Teaching Fashion: Better late than never?

One of the cardinal rules of syllabus writing is to be as clear as possible in what is presented to the students. This also holds true for assignment guides but for now, I would like to keep a focus on something that should be included in every syllabus, written as clearly as possible and read verbatim on the first day of class: The Late Policy.

To each their own but change can be good
Late policies are as varied as the people that write them. For some people if you are 1 minute past the deadline, it will not be accepted no matter what. For others, the attitude falls more towards if you get in before the end of the semester, I’ll accept it.

My late policy falls between those two but probably closer on the spectrum to the hard and fast deadline end of the spectrum. However, my policy has shifted over the years. The first course I ever taught (many moons ago) had this as the late policy: “Exams, projects, presentations and papers are due on the established dates. Late material will be marked down for each day that it is late.” Umm, OK. It’s a policy. But did I mean they were due in class? At the beginning of class? What if someone slipped it under my office door at 11:59 PM on the date it was due? Can’t you just hear it? “But you said it was due on that date. I swear it was in before midnight.” And what did I mean by marked down? How much? Percentages? Points? I’m confused and I wrote it!

From there, I went to no late assignments at all. End of story. If you didn’t have it in on time, you got a zero. As a graduate student instructor, I felt like I had to really let them know I meant business and that I was no push over.

No pushovers allowed
I am still no push over, especially when it comes to the late policy. But I have flushed it out and clarified it a lot. I did this through discussion with others in my department but mainly it was based on what I felt would set up students for the real world. No one in the real world (boss or potential client) cares if your printer ran out of ink as you were trying to print your presentation at the last minute or if you forgot your project was due and didn’t start the research until the day before. You will not be given extra time.

Currently my late policy reads:
Project assignments are due at the beginning of the designated class. Late assignments will receive an automatic 20% percent reduction and will only be accepted in hard copy within 24 hours of the due date and time. This only pertains to class assignments NOT exams. You will receive a zero on any assignment not received within 24 hours of due date and time. E-mailed assignments will not be accepted unless prior permission from instructor is given. All work completed outside class time must be typed. Handwritten work will not be accepted. In-class assignments/activities cannot be completed at a later date.

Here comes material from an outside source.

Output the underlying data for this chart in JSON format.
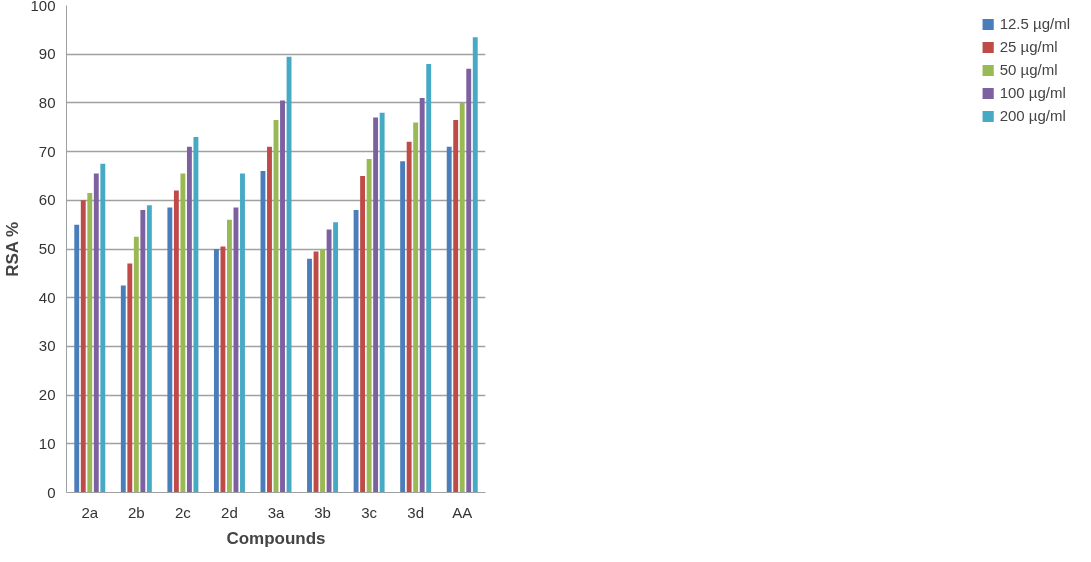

There are no make-up exams or assignments without documentation of excused illness, family crisis, or university accepted absence.

Why the change
Why the swing from not at all to a little leeway you may ask? Well,mainly because I don’t just assign things for no intended purpose. There are skills I want them to get from the assignment. If a student is willing to put forth the effort to get it in within the 24 hour period, I feel they deserve the opportunity for learning – and for the associated points. I do not feel they should receive the same points consideration as students who made the effort to turn it in on time. There is a level of reality in this. I have had students in car accidents or with a family emergency on the date a big assignment is due. Hence the caveat of “excused illness, family, crisis, or university accepted absence.”

What works for one may not work for all
This is my policy and it works for my classes. I teach history and retail classes, not design classes. Late policies may need to be very different for those classes – or for different bodies of students. Late policies within my own department are VERY varied – from “I’ll take it until I start grading” to “no, I won’t take it at all.” I think the most important aspect, as I said above, is clarity. Students need to know what is expected, what the consequences are AND that the policy is uniformly applied. This has really cut down on the “dog ate my homework” excuses for me.

What about you
What is your late policy? How have you changed it over the years? What issues have you encountered with students based on you late policies? Remember, it’s never too late for any of us to change.